In fact, the interference between Wi-Fi and Bluetooth is already a serious problem. Today, it’s most noticeable when Wi-Fi- and Bluetooth-based audio streaming are trying to co-exist. Unknowingly to you, the user, Wi-Fi 2.4 GHz is throttled to the absolute minimal throughput when a co-located Bluetooth receiver is used. And this is likely to be a growing problem as personal assistant devices would double up as Wi-Fi extenders, or when Wi-Fi access points would be more pervasive in cars where the driver heavily relies on Bluetooth audio streaming to comply with the ‘no hands’ laws.
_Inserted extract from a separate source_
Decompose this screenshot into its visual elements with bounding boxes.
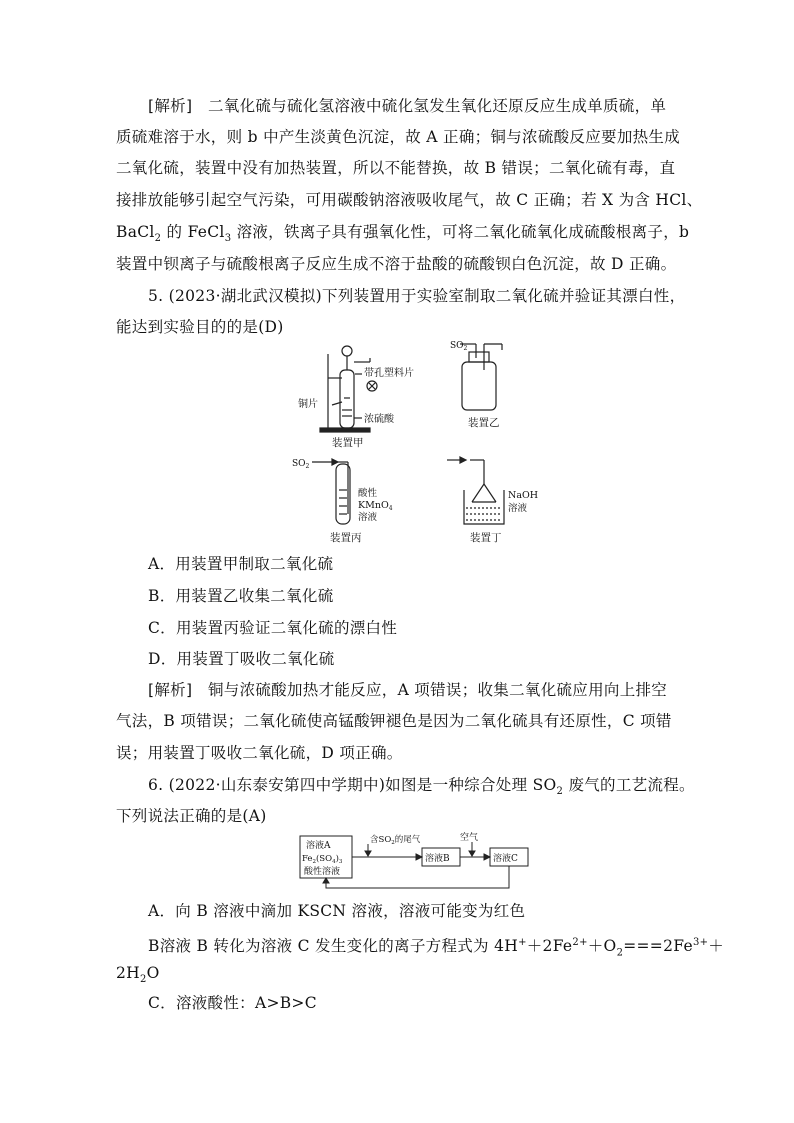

Self-Interference Cancellation
There is a solution. It’s called self-interference cancellation. The “self” denotes that the interference comes from a local source as opposed to a remote source. This is important because the self-interference cancellation technique is based on an exact copy of the interfering signal, which can easily be provided if we could connect a local wire to it. The system “subtracts” this interferer from the signal incoming into the interfered receiver to ensure that only a clean desired signal makes its way into the receiver (Fig. 2).
2. Self-interference cancellation eliminates interference from a local source as opposed to a remote source.
It’s not as simple as that because interference has the nasty habit of changing when someone places a transmitter in front of a reflecting metal cabinet or a refrigerator. In other words, the interference, even if it’s local, is affected by the environment. Kumu Networks has developed self-interference cancellation that’s designed to adapt to the environment and “cancel” or “subtract” the interfering noise from the desired signal. This allows Wi-Fi, Bluetooth, Zigbee, and other protocols to coexist in the same very narrow 2.4-GHz band, even if these radios are co-located in the same enclosure.
Joel Brand is Vice President of Product Management at Kumu Networks.